The government of Hong Kong, nominally semi-autonomous from Beijing under a system known as “one country, two systems”, has recognized the importance of protecting wetlands and has put forward proposals to preserve their biodiversity. At the same time, officials and the business community pledged to expand the city’s integration with southern China.

To get a glimpse of what lies ahead, just look across Deep Bay, the body of water that separates Mai Po from mainland China.

The gleaming skyscrapers of Shenzhen, with a population of over 17 million, rise just beyond the wetlands, stark reminders of the region’s rapid economic industrialization.

The future of Hong Kong’s wetlands, an important stopover for migrating birds, looks precarious. And efforts to preserve wetlands – both by government and environmental non-governmental organizations – are now under scrutiny.

Mai Po sits deep inside the Hong Kong government’s proposed northern metropolis – an ambitious plan to transform the mostly rural area into a sprawling residential and commercial community that will further strengthen its connection to Shenzhen, a major hub technology that houses companies such as Tencent, Huawei and DJI.

Birds
Hong Kong contains a 380-hectare (939-acre) reserve which is home to a variety of birds, including the oriental magpie [Courtesy of Barry Ma]

The plan is part of Hong Kong’s pivot to the so-called Greater Bay Area, which encompasses parts of Guangdong province, including Shenzhen, as well as Macao and Hong Kong. It has nearly 90 million inhabitants.

The Northern Metropolis plan has been met with cautious optimism among environmentalists, but they say more details are needed.
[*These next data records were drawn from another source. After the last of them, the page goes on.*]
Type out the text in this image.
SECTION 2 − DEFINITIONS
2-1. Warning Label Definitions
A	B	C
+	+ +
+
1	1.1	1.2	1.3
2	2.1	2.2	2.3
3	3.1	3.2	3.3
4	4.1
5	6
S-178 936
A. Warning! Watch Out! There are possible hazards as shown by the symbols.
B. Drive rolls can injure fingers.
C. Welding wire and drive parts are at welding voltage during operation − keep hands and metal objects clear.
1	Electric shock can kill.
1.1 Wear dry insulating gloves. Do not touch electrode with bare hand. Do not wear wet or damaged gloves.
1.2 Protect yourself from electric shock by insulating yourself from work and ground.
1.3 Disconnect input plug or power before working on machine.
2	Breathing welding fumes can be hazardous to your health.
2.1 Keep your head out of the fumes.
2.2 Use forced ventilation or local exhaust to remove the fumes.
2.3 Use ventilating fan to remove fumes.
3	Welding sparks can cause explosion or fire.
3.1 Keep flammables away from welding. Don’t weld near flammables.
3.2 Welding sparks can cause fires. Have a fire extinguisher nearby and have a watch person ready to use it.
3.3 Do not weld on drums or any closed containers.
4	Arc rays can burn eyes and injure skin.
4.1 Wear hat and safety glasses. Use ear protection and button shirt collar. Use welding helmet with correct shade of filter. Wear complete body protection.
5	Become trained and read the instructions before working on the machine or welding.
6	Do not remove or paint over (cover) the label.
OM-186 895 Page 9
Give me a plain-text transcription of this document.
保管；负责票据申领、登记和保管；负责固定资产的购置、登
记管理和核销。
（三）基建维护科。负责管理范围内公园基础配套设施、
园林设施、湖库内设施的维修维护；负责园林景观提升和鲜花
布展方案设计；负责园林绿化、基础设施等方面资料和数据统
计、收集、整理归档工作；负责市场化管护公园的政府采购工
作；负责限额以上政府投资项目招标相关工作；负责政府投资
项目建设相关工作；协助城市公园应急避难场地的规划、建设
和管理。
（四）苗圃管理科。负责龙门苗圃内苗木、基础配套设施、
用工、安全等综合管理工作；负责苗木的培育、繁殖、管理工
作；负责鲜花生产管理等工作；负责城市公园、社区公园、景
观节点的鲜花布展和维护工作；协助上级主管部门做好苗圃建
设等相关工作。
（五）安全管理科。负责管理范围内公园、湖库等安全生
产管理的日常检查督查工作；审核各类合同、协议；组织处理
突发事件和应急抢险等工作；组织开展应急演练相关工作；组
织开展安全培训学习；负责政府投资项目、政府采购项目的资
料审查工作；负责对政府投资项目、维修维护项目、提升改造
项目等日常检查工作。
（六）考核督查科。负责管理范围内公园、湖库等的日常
“We understand that governments are economically oriented, but we focus on what they can do for nature conservation,” Yu Yat-tung, director of the Hong Kong Bird Watching Society, told Al Jazeera. “We are awaiting further details from the conservation side.”

Northern Metropolis’ proposal must be more than “words on paper,” Yu added.

“We need to see a concrete plan.”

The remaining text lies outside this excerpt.